The SEC Wednesday approved a rule that shortens the standard settlement cycle for most broker-dealer transactions from three days to two, effective September 5, 2017.
The T+2 rule “is designed to enhance efficiency, reduce risk, and ensure a coordinated and expeditious transition by market participants to a shortened standard settlement cycle,” according to an SEC statement.
“Rarely is an issue as commonsensical or broadly supported as this one,” said SEC Acting Chairman Michael Piwowar in a statement. “It is finally time to say hasta la vista to the antiquated T+3 settlement cycle.”
Piwowar explained that the old T+3 rule hasn’t kept up with improvements in technology, the emergence of new products and increased trading volume at a time when market participants have increased their focus on managing credit, market and liquidity risk.
He said the new rule should decrease market participants’ exposure to unsettled trades and any credit, market and liquidity risk that could follow.

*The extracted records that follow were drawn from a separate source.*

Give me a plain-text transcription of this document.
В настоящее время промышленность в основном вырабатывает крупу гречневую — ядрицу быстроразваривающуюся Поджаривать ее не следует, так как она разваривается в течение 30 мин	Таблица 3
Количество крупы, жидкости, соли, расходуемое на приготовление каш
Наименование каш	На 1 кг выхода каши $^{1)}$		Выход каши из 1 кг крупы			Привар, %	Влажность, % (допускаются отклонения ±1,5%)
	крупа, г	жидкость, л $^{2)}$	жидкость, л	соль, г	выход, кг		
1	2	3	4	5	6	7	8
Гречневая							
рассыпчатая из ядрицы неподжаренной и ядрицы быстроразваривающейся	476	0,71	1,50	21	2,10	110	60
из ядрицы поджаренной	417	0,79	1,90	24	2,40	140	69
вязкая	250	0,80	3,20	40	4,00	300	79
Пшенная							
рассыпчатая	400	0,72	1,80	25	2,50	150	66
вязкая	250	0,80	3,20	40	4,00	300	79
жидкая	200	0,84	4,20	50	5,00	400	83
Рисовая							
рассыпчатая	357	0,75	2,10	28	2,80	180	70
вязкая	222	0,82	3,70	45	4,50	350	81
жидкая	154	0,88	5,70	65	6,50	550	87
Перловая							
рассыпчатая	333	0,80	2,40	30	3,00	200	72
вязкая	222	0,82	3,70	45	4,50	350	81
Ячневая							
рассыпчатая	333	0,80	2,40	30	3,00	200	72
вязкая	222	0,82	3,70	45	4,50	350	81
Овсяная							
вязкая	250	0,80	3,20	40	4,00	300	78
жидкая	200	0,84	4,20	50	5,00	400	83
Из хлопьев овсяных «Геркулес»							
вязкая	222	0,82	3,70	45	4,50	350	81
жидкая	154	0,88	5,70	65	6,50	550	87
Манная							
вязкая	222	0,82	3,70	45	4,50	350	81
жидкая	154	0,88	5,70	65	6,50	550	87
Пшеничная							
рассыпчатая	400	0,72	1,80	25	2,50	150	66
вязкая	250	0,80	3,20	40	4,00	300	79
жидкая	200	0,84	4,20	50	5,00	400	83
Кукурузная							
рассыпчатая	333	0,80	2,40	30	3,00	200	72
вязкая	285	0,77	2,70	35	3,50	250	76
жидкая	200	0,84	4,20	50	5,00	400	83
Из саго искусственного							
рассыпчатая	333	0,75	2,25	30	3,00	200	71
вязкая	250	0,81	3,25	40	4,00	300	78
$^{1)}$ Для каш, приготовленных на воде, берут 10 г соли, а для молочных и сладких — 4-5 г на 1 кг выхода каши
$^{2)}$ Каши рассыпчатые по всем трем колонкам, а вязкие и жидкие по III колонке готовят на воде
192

Under T+2, an investor buying a security that trades on an exchange — stocks, bonds, municipal bonds, ETFs, certain mutual funds and limited partnerships — must deliver payment to a brokerage firm no later than two business days after the trade is executed. When an investor sells a security, he or she must deliver the security no later than two business days after the sale.

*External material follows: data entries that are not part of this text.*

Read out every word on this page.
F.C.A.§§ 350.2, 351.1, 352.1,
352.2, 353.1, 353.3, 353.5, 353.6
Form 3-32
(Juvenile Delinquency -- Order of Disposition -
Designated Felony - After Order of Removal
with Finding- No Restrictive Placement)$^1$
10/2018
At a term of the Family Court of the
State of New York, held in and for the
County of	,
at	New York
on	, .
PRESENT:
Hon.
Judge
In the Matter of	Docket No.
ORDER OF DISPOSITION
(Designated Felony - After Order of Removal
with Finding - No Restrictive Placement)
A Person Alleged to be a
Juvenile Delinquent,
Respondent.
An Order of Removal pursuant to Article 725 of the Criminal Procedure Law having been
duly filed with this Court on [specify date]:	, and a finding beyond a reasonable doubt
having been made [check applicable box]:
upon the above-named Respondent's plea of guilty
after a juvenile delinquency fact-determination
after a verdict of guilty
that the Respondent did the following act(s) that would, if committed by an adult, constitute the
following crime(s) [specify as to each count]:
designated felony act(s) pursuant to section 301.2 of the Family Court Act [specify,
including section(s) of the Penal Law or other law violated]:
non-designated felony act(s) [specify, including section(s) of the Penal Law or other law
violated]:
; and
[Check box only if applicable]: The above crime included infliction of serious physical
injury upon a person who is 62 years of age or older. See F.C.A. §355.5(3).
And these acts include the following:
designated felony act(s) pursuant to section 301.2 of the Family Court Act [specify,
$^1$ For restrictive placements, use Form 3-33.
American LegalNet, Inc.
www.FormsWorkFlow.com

SEC Commissioner Kara Stein, who also voted for the rule change (there are currently only two commissioners on the usual five-member board), lauded the new rule and the expected improvements to come but said more should and can be done. “At this very moment, technological, operational and communications improvements exist that could enable T+1 and end-of-the-day settlement cycles,” said Stein in a statement.
She has asked the SEC staff to study not only the impact of the T+2 settlement but further improvements, and deliver a report within three years of the effective date of the T+2 rule, meaning September 2020.